The Prompt you Type is Only Part of the Bill

Just above, you likely noticed that the context window also gets tokenized and is included in what the model receives. The content of the context window is the aforementioned baggage that your prompt carries along with it when your prompt is sent to the model. Here's a breakdown of what you'll typically find included:

System instructions

System instructions, sometimes referred to as a system prompt, defines the model behavior. Those instructions include details with regard to the model's personality, rules, formatting constraints, and safety guardrails.

Conversation history

Models are stateless, meaning they don't inherently remember any prior interaction in a conversation unless you provide them with sufficient context. There's various approaches to achieve this and I discuss a few in From Goldfish to Elephant: How AI Gets Its Memory. Approaches aside, conversation pairs or a summary of the prior conversation is typically what gets sent to the model.

Tool definitions

Tools give models a way to interact with the outside world. The model can reason and decide what should happen, but tools let it actually do things. The tool definition itself is a description of available tools, the inputs the tools accept, and when to use them.

On the surface, tool definitions may seem harmless. And honestly, it depends on how many tools an agent has access to use. For example, if an agent has 20 tools, that means that the model is also possibly receiving 20 large JSON schemas, 20 long descriptions, and N examples of each tool. Going from a few tools to a lot of tools will start to add up.

Retrieved content

Retrieved content gives the model information it didn't originally know or wasn't trained on. Instead of relying only on what it remembers, the model gets relevant information pulled in at the moment it needs it. Retrieval usually happens before the full request is sent to the model. There are exceptions with tool-using agents where the model can decide to use a tool and then call a retrieval tool mid-conversation. But classic retrieval augmented generation (RAG) is generally retrieve first then send to model second.

Formatting instructions

Generated text often becomes input for something else. A schema helps ensure the response arrives in the structure other tools, systems, or interfaces are expecting.
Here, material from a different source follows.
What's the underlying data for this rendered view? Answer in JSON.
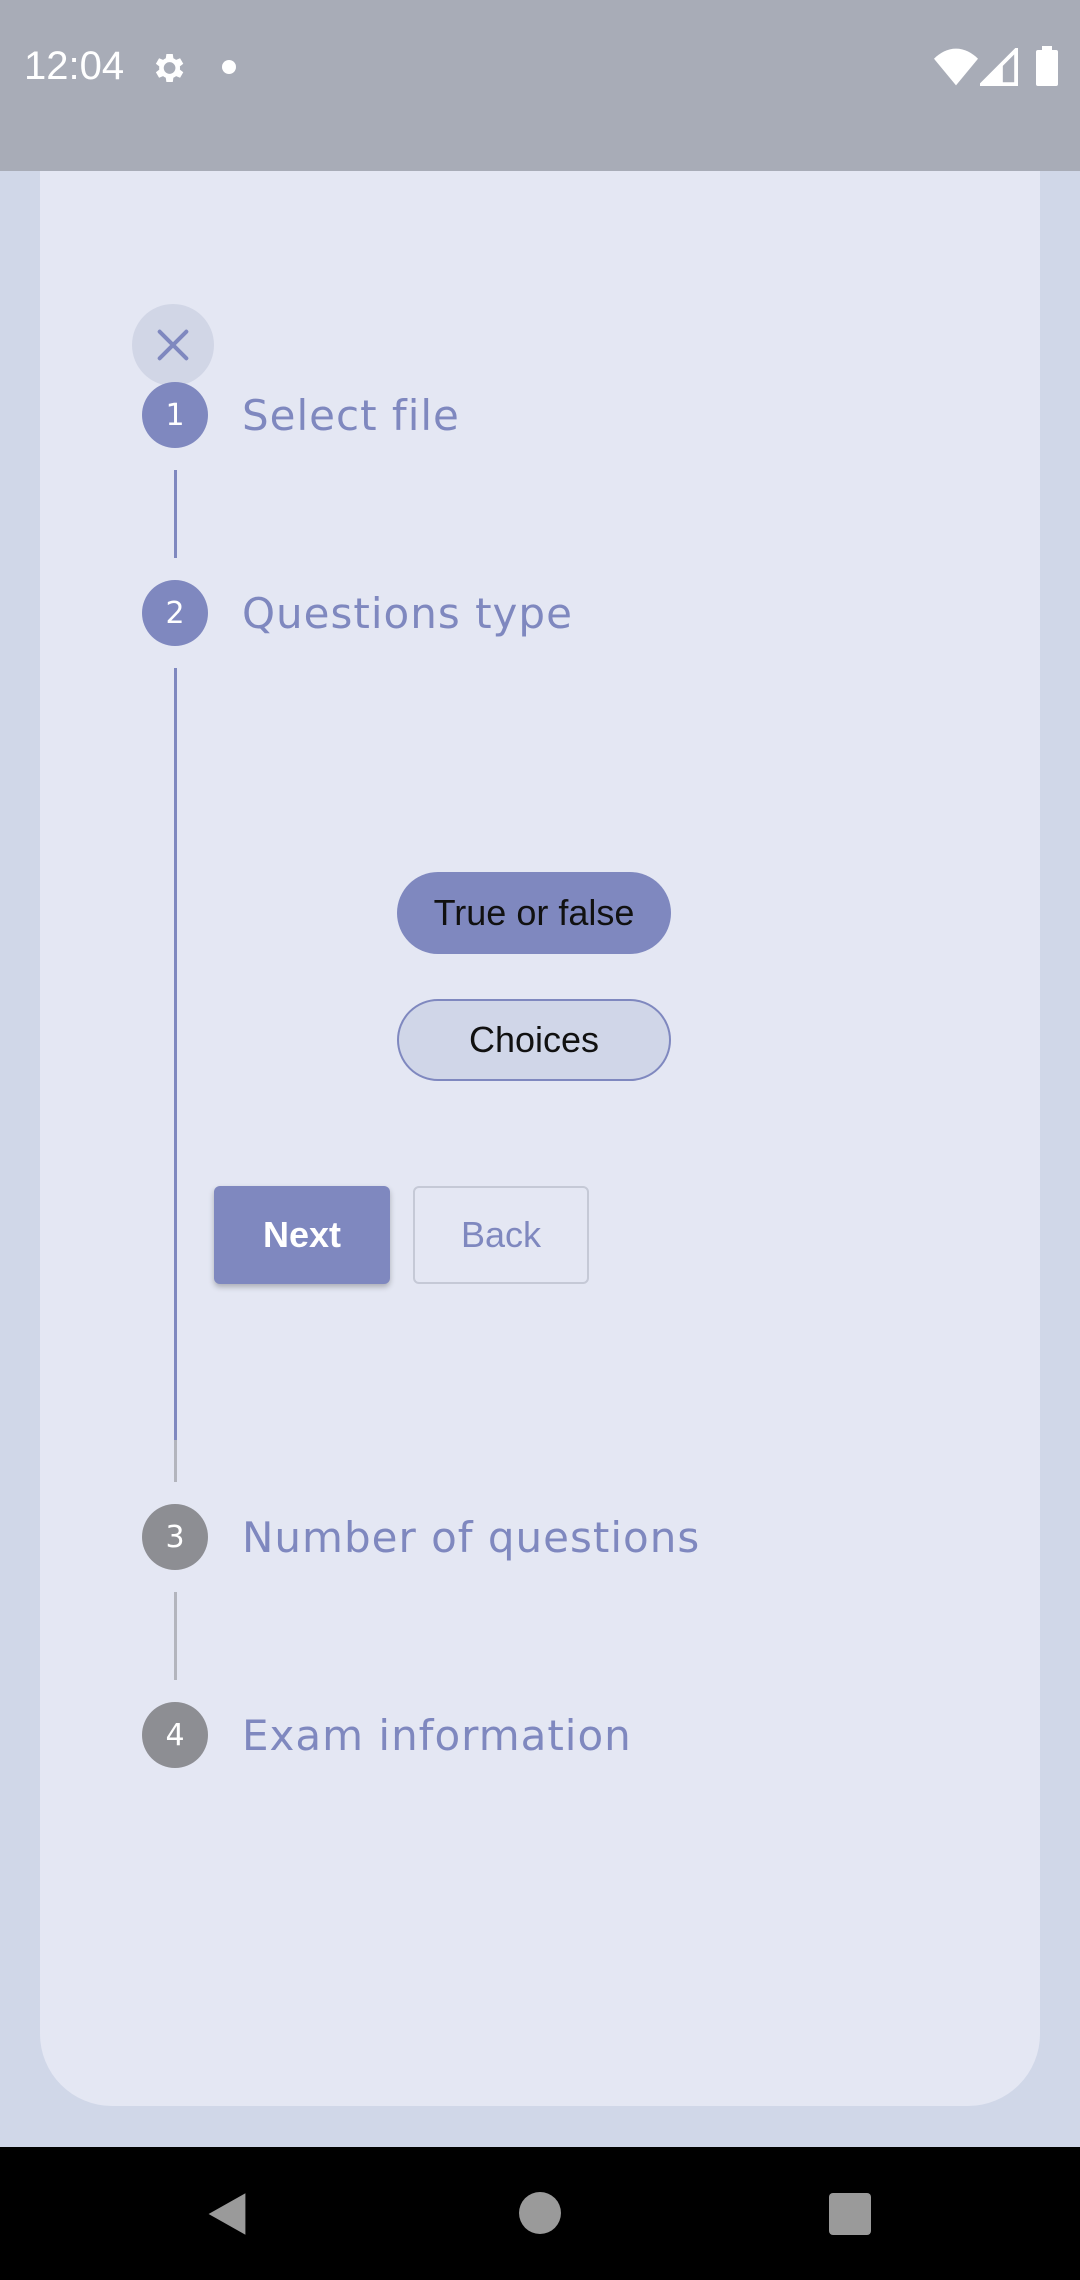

When you take the system prompt's tokens and couple it with the tokens from everything above, the cost of what the model receives as input increases significantly.
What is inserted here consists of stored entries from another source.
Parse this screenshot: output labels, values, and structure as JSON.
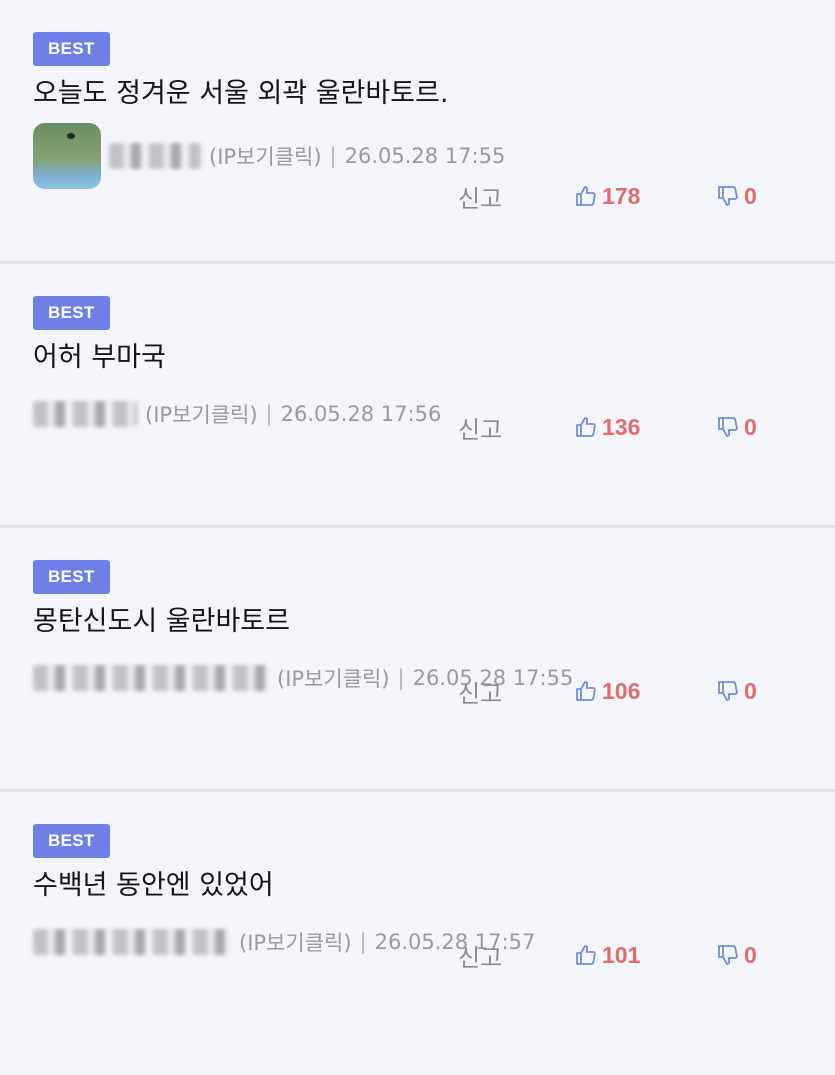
{
  "comments": [
    {
      "badge": "BEST",
      "text": "오늘도 정겨운 서울 외곽 울란바토르.",
      "ip": "(IP보기클릭)",
      "date": "26.05.28 17:55",
      "report": "신고",
      "likes": "178",
      "dislikes": "0",
      "has_avatar": true
    },
    {
      "badge": "BEST",
      "text": "어허 부마국",
      "ip": "(IP보기클릭)",
      "date": "26.05.28 17:56",
      "report": "신고",
      "likes": "136",
      "dislikes": "0",
      "has_avatar": false
    },
    {
      "badge": "BEST",
      "text": "몽탄신도시 울란바토르",
      "ip": "(IP보기클릭)",
      "date": "26.05.28 17:55",
      "report": "신고",
      "likes": "106",
      "dislikes": "0",
      "has_avatar": false
    },
    {
      "badge": "BEST",
      "text": "수백년 동안엔 있었어",
      "ip": "(IP보기클릭)",
      "date": "26.05.28 17:57",
      "report": "신고",
      "likes": "101",
      "dislikes": "0",
      "has_avatar": false
    }
  ],
  "icons": {
    "like": "thumbs-up-icon",
    "dislike": "thumbs-down-icon"
  },
  "colors": {
    "badge": "#6f7fe8",
    "count": "#e06c6c",
    "icon": "#6f8fd8"
  }
}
I Tried Comparing Providers

To help you (and me!) wrap your head around input token costs, I created a Prompt Cost Simulator that can help you understand how input token cost changes based on what gets sent to a language model. It compares two selected models side-by-side and estimates input cost only. I've limited it's functionaloity to support OpenAI (local counting via tiktoken) and Anthropic (official messages.count_tokens endpoint).

The Compare Models page showing a side-by-side token count and estimated input cost for GPT-4o and Claude Opus 4.1

Get the Sample: Prompt Cost Simulator

The app only runs locally and doesn't make inference or completion calls. However, you'll need an Anthropic API key to leverage Anthropic's messages.count_tokens endpoint.
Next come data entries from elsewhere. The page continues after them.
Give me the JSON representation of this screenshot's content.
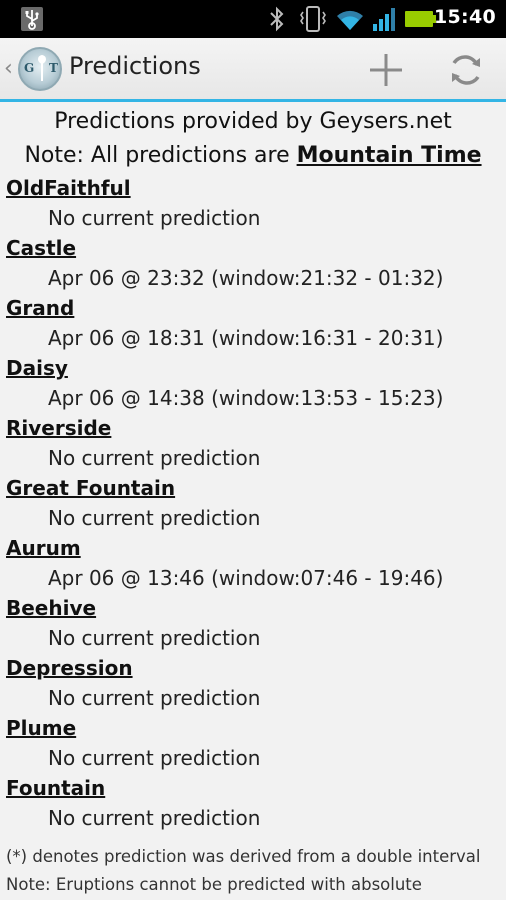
{
  "status_bar": {
    "time": "15:40",
    "icons": [
      "usb-icon",
      "bluetooth-icon",
      "vibrate-icon",
      "wifi-icon",
      "signal-icon",
      "battery-icon"
    ]
  },
  "action_bar": {
    "title": "Predictions",
    "logo_text": "G T",
    "actions": [
      "add-icon",
      "refresh-icon"
    ]
  },
  "header": {
    "line1": "Predictions provided by Geysers.net",
    "line2_prefix": "Note: All predictions are ",
    "timezone": "Mountain Time"
  },
  "geysers": [
    {
      "name": "OldFaithful",
      "prediction": "No current prediction"
    },
    {
      "name": "Castle",
      "prediction": "Apr 06 @ 23:32 (window:21:32 - 01:32)"
    },
    {
      "name": "Grand",
      "prediction": "Apr 06 @ 18:31 (window:16:31 - 20:31)"
    },
    {
      "name": "Daisy",
      "prediction": "Apr 06 @ 14:38 (window:13:53 - 15:23)"
    },
    {
      "name": "Riverside",
      "prediction": "No current prediction"
    },
    {
      "name": "Great Fountain",
      "prediction": "No current prediction"
    },
    {
      "name": "Aurum",
      "prediction": "Apr 06 @ 13:46 (window:07:46 - 19:46)"
    },
    {
      "name": "Beehive",
      "prediction": "No current prediction"
    },
    {
      "name": "Depression",
      "prediction": "No current prediction"
    },
    {
      "name": "Plume",
      "prediction": "No current prediction"
    },
    {
      "name": "Fountain",
      "prediction": "No current prediction"
    }
  ],
  "footer": {
    "line1": "(*) denotes prediction was derived from a double interval",
    "line2": "Note: Eruptions cannot be predicted with absolute"
  },
  "colors": {
    "accent": "#33b5e5",
    "battery": "#99cc00",
    "background": "#f2f2f2"
  }
}
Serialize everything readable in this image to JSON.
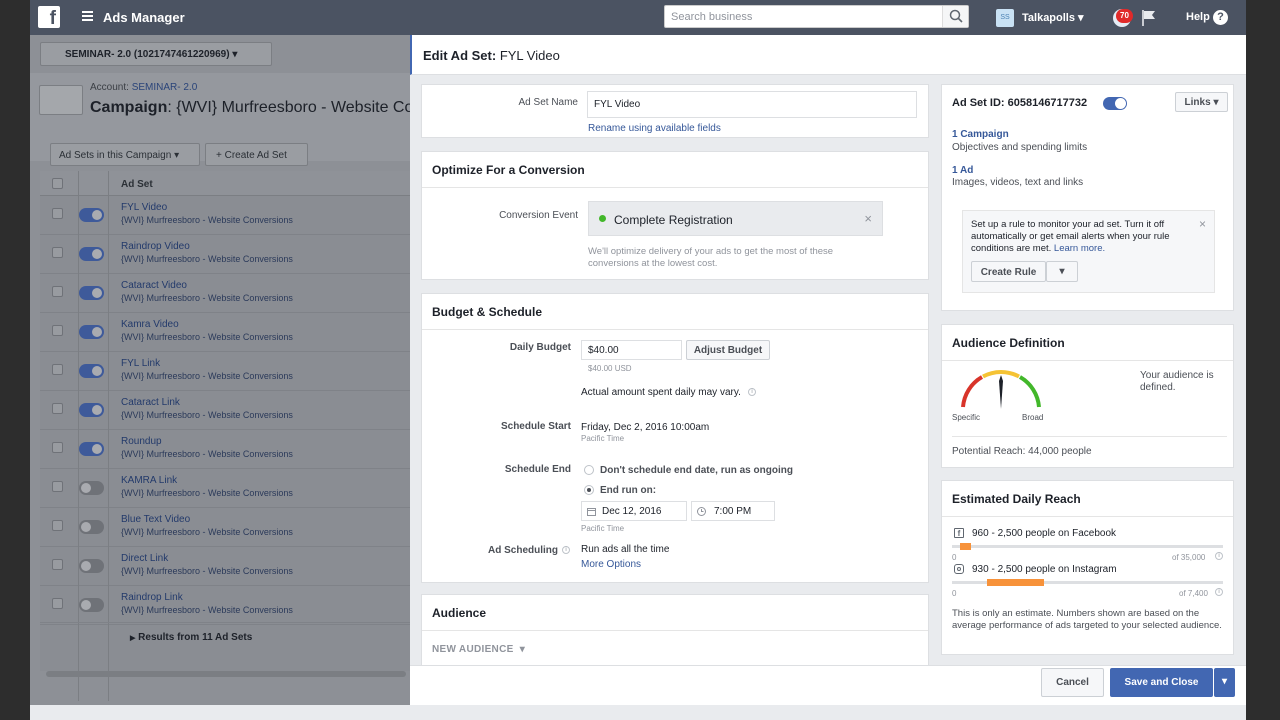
{
  "topbar": {
    "app_title": "Ads Manager",
    "search_placeholder": "Search business",
    "account_initials": "SS",
    "account_name": "Talkapolls",
    "notification_count": "70",
    "help_label": "Help",
    "help_icon": "?"
  },
  "background": {
    "campaign_selector": "SEMINAR- 2.0 (1021747461220969)",
    "account_label": "Account:",
    "account_name": "SEMINAR- 2.0",
    "campaign_label": "Campaign",
    "campaign_name": ": {WVI} Murfreesboro - Website Conv",
    "adsets_button": "Ad Sets in this Campaign",
    "create_button": "Create Ad Set",
    "table_header": "Ad Set",
    "rows": [
      {
        "name": "FYL Video",
        "campaign": "{WVI} Murfreesboro - Website Conversions",
        "active": true
      },
      {
        "name": "Raindrop Video",
        "campaign": "{WVI} Murfreesboro - Website Conversions",
        "active": true
      },
      {
        "name": "Cataract Video",
        "campaign": "{WVI} Murfreesboro - Website Conversions",
        "active": true
      },
      {
        "name": "Kamra Video",
        "campaign": "{WVI} Murfreesboro - Website Conversions",
        "active": true
      },
      {
        "name": "FYL Link",
        "campaign": "{WVI} Murfreesboro - Website Conversions",
        "active": true
      },
      {
        "name": "Cataract Link",
        "campaign": "{WVI} Murfreesboro - Website Conversions",
        "active": true
      },
      {
        "name": "Roundup",
        "campaign": "{WVI} Murfreesboro - Website Conversions",
        "active": true
      },
      {
        "name": "KAMRA Link",
        "campaign": "{WVI} Murfreesboro - Website Conversions",
        "active": false
      },
      {
        "name": "Blue Text Video",
        "campaign": "{WVI} Murfreesboro - Website Conversions",
        "active": false
      },
      {
        "name": "Direct Link",
        "campaign": "{WVI} Murfreesboro - Website Conversions",
        "active": false
      },
      {
        "name": "Raindrop Link",
        "campaign": "{WVI} Murfreesboro - Website Conversions",
        "active": false
      }
    ],
    "results_row": "Results from 11 Ad Sets"
  },
  "panel": {
    "title_prefix": "Edit Ad Set:",
    "title_name": "FYL Video",
    "adset_name_label": "Ad Set Name",
    "adset_name_value": "FYL Video",
    "rename_link": "Rename using available fields",
    "optimize": {
      "heading": "Optimize For a Conversion",
      "event_label": "Conversion Event",
      "event_value": "Complete Registration",
      "note": "We'll optimize delivery of your ads to get the most of these conversions at the lowest cost."
    },
    "budget": {
      "heading": "Budget & Schedule",
      "daily_label": "Daily Budget",
      "daily_value": "$40.00",
      "daily_sub": "$40.00 USD",
      "adjust_button": "Adjust Budget",
      "actual_note": "Actual amount spent daily may vary.",
      "start_label": "Schedule Start",
      "start_value": "Friday, Dec 2, 2016 10:00am",
      "start_tz": "Pacific Time",
      "end_label": "Schedule End",
      "end_option1": "Don't schedule end date, run as ongoing",
      "end_option2": "End run on:",
      "end_date": "Dec 12, 2016",
      "end_time": "7:00 PM",
      "end_tz": "Pacific Time",
      "scheduling_label": "Ad Scheduling",
      "scheduling_value": "Run ads all the time",
      "more_options": "More Options"
    },
    "audience": {
      "heading": "Audience",
      "new_audience": "NEW AUDIENCE"
    },
    "summary": {
      "adset_id": "Ad Set ID: 6058146717732",
      "links_button": "Links",
      "campaign_link": "1 Campaign",
      "campaign_desc": "Objectives and spending limits",
      "ad_link": "1 Ad",
      "ad_desc": "Images, videos, text and links",
      "rule_text": "Set up a rule to monitor your ad set. Turn it off automatically or get email alerts when your rule conditions are met.",
      "learn_more": "Learn more.",
      "create_rule": "Create Rule"
    },
    "audience_def": {
      "heading": "Audience Definition",
      "status": "Your audience is defined.",
      "specific": "Specific",
      "broad": "Broad",
      "gauge_level": 0.5,
      "reach": "Potential Reach: 44,000 people"
    },
    "daily_reach": {
      "heading": "Estimated Daily Reach",
      "facebook": "960 - 2,500 people on Facebook",
      "facebook_min": "0",
      "facebook_max": "of 35,000",
      "facebook_range": [
        0.03,
        0.07
      ],
      "instagram": "930 - 2,500 people on Instagram",
      "instagram_min": "0",
      "instagram_max": "of 7,400",
      "instagram_range": [
        0.13,
        0.34
      ],
      "note": "This is only an estimate. Numbers shown are based on the average performance of ads targeted to your selected audience."
    },
    "footer": {
      "cancel": "Cancel",
      "save": "Save and Close"
    }
  },
  "colors": {
    "topbar": "#4b5362",
    "primary": "#4267b2",
    "link": "#365899",
    "reach_bar": "#f7923a",
    "event_dot": "#42b72a"
  }
}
After running a few examples through the simulator, one thing became clear pretty quickly: tokenizers can split the exact same input very differently. The wording never changed, but the token counts did and so did the estimated cost. It was a reminder that cost isn't just tied to what you write, but also how a model interprets it under the hood.

At the same time, model selection isn't always a straightforward "pick the cheapest option" decision. Lower cost doesn't automatically make a model the right fit. Output quality, reasoning ability, latency, and the experience you want your app to deliver all matter, too. Sometimes paying more per token is worth it if the results are meaningfully better.

You're Paying for More Than Your Prompt

We often think we're paying for the message we typed. In reality, we're paying for everything riding along with it: system instructions, chat history, tool definitions, formatting rules, retrieved content, and more. Once you start seeing all of that invisible context, AI pricing starts making a lot more sense!